When I took up the post, the inspiring Sixth Form Centre in which I am sitting as I write was little more than a lacuna in the car park. I decided to have my Study here in the heart of the school, and I love being above the Sixth Form Common Room. (And so does my dog.)
If you choose to end your schooldays here, I hope that you will grow to love life at MCS as much as I do.
Helen Pike
MCS in a roundabout way has a good deal to do with why I became a teacher in the first place. I was coming to the end of my DPhil in Oxford and looking at post-doctoral opportunities, when a friend of mine suggested that I visit Magdalen to have a look around.

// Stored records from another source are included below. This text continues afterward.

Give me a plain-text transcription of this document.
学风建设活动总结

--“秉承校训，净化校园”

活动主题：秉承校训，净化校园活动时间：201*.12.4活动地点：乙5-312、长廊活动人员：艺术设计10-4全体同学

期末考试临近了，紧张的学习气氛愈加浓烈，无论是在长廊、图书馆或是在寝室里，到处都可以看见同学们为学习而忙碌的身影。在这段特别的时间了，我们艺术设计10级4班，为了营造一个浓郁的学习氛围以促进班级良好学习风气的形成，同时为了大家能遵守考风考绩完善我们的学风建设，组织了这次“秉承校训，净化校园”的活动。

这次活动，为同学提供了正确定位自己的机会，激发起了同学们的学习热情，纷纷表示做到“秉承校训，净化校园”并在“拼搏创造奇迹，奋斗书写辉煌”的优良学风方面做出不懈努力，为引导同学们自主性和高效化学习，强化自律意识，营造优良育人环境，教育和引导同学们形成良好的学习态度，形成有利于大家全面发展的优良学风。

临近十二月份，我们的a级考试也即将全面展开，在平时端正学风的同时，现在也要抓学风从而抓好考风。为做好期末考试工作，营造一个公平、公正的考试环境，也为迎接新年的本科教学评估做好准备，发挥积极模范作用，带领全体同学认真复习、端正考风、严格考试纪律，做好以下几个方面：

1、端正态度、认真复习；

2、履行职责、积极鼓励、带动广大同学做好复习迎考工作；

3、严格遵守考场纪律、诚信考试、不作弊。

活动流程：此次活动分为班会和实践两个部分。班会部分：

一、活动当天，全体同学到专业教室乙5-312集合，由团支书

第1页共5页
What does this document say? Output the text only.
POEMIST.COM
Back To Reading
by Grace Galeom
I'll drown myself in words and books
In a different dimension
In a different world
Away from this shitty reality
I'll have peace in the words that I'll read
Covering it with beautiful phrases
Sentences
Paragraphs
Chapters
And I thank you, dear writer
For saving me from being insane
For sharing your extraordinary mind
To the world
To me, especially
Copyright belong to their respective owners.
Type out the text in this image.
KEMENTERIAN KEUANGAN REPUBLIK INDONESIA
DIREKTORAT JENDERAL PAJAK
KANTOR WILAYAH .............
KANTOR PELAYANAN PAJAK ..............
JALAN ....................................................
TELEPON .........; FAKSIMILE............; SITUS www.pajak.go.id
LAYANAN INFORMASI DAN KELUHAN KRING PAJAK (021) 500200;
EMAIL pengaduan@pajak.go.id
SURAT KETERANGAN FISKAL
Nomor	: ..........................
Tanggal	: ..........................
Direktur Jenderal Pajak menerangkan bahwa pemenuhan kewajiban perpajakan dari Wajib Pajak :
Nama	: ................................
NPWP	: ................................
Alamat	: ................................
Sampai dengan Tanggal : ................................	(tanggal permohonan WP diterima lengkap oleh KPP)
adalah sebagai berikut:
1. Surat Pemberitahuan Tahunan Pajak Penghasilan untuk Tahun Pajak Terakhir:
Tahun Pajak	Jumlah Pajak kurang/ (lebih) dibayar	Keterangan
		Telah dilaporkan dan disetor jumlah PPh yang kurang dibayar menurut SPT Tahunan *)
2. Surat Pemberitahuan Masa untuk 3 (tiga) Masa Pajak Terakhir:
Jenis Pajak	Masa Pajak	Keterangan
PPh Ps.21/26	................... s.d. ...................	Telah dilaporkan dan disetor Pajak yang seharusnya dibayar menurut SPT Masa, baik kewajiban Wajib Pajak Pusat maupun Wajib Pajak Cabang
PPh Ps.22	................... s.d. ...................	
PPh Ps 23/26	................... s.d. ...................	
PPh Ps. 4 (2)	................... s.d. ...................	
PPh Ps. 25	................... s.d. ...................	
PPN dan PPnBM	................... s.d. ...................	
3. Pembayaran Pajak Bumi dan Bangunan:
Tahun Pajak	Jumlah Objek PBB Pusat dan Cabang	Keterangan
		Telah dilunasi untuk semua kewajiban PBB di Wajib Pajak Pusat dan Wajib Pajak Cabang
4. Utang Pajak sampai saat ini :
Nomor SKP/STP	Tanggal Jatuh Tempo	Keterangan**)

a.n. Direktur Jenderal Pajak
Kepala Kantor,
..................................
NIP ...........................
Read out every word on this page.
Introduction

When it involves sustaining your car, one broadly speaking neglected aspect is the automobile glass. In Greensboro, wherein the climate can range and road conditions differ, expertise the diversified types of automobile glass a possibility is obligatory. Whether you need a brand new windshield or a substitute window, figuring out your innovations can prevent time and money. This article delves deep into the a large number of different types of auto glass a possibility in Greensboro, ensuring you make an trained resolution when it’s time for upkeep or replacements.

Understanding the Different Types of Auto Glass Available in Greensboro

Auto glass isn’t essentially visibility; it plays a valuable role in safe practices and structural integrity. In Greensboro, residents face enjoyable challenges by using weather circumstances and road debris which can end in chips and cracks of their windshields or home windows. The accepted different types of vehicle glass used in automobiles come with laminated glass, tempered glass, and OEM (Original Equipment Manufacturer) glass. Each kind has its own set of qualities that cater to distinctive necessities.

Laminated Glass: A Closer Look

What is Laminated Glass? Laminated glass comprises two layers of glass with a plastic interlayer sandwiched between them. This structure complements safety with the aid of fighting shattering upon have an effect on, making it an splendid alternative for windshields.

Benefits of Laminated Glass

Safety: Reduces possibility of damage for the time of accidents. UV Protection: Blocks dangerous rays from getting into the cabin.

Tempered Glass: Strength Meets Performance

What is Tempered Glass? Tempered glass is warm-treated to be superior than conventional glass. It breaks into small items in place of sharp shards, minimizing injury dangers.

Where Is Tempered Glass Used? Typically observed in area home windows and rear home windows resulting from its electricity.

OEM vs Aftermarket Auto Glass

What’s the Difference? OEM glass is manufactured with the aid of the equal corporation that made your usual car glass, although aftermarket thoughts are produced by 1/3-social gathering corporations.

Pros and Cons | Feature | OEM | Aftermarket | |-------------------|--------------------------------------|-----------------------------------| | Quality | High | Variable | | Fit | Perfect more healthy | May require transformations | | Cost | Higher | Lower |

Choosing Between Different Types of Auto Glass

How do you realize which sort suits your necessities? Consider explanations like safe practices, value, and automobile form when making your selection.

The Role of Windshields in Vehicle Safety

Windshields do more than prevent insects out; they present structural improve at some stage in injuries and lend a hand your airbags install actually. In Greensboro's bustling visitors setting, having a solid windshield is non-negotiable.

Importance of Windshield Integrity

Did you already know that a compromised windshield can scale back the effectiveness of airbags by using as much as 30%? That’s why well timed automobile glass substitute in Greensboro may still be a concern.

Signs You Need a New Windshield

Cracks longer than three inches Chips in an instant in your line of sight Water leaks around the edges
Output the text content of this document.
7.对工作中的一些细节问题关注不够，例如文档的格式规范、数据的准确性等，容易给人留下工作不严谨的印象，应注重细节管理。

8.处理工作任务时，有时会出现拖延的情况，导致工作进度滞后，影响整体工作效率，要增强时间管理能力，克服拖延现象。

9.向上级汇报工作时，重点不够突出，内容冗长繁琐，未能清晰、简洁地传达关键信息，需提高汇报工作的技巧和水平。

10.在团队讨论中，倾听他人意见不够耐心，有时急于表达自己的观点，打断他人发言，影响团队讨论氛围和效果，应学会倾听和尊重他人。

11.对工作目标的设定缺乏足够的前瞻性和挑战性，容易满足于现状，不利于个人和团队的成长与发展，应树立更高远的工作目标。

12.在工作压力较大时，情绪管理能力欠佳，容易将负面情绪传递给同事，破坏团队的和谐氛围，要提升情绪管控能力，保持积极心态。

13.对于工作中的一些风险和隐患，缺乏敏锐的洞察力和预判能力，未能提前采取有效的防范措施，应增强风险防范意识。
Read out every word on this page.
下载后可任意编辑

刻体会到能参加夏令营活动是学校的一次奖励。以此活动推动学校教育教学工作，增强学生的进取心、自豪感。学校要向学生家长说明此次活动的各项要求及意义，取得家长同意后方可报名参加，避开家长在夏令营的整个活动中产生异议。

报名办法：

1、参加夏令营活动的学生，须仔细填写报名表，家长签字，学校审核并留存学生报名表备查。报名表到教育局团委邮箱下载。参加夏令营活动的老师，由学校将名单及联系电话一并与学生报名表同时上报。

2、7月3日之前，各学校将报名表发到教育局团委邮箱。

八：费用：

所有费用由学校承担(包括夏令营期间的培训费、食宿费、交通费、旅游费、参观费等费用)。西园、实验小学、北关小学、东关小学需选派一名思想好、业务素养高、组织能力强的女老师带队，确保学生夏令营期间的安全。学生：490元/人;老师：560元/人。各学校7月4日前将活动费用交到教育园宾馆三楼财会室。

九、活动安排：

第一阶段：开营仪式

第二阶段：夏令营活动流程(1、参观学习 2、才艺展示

Teaching had been something I’d begun to consider but at that stage, I was focused on developing a career in academia or perhaps a move to industry. It would be fair to say that that visit on a cool spring day back in 2005 had a fairly monumental impact. It is difficult to quite identify what it was specifically about the day that resonated so much. Most simply put, I had a tremendous sense that I had missed out on something in my own education. There was a liveliness about the school and a good humoured ease about the way the staff and pupils talked to each other. Excitingly too, the pupils were bright and interested in the classroom. There was no sense of holding back and they simply, and good naturedly, did what you asked. No repeating simple instructions, they just got on with things. A couple of years later and I was back at MCS on a job interview for the role of Biology Teacher. I can remember getting through as much in a half hour lesson as I had been managing in an hour and ten minutes at my then current school.
Twelve years later and many things have changed. There are now girls at Magdalen. The school is a good deal bigger; some 300 more pupils than when I started. We have new buildings. The latterly renamed Michael Peagram Building and the magnificent Richard Record Sixth Form Building in which I feel immensely privileged to have an office overlooking the School Field and the ‘dreaming spires’ of Oxford. New buildings, flashy IT suites and shiny new laboratories have not traditionally been defining features of the school and indeed, even now, as I write this in my comfortable new office with the great view, they are not the things which make my day to day experience (or possibly those of the pupils’), especially rewarding.
Fundamentally the heart of the school and what makes it special is the way in which the hard working, intelligent staff, interact with the hard working, intelligent pupils. If there is an alchemical property to the school, then it can be found in the relationships that exist in the classroom.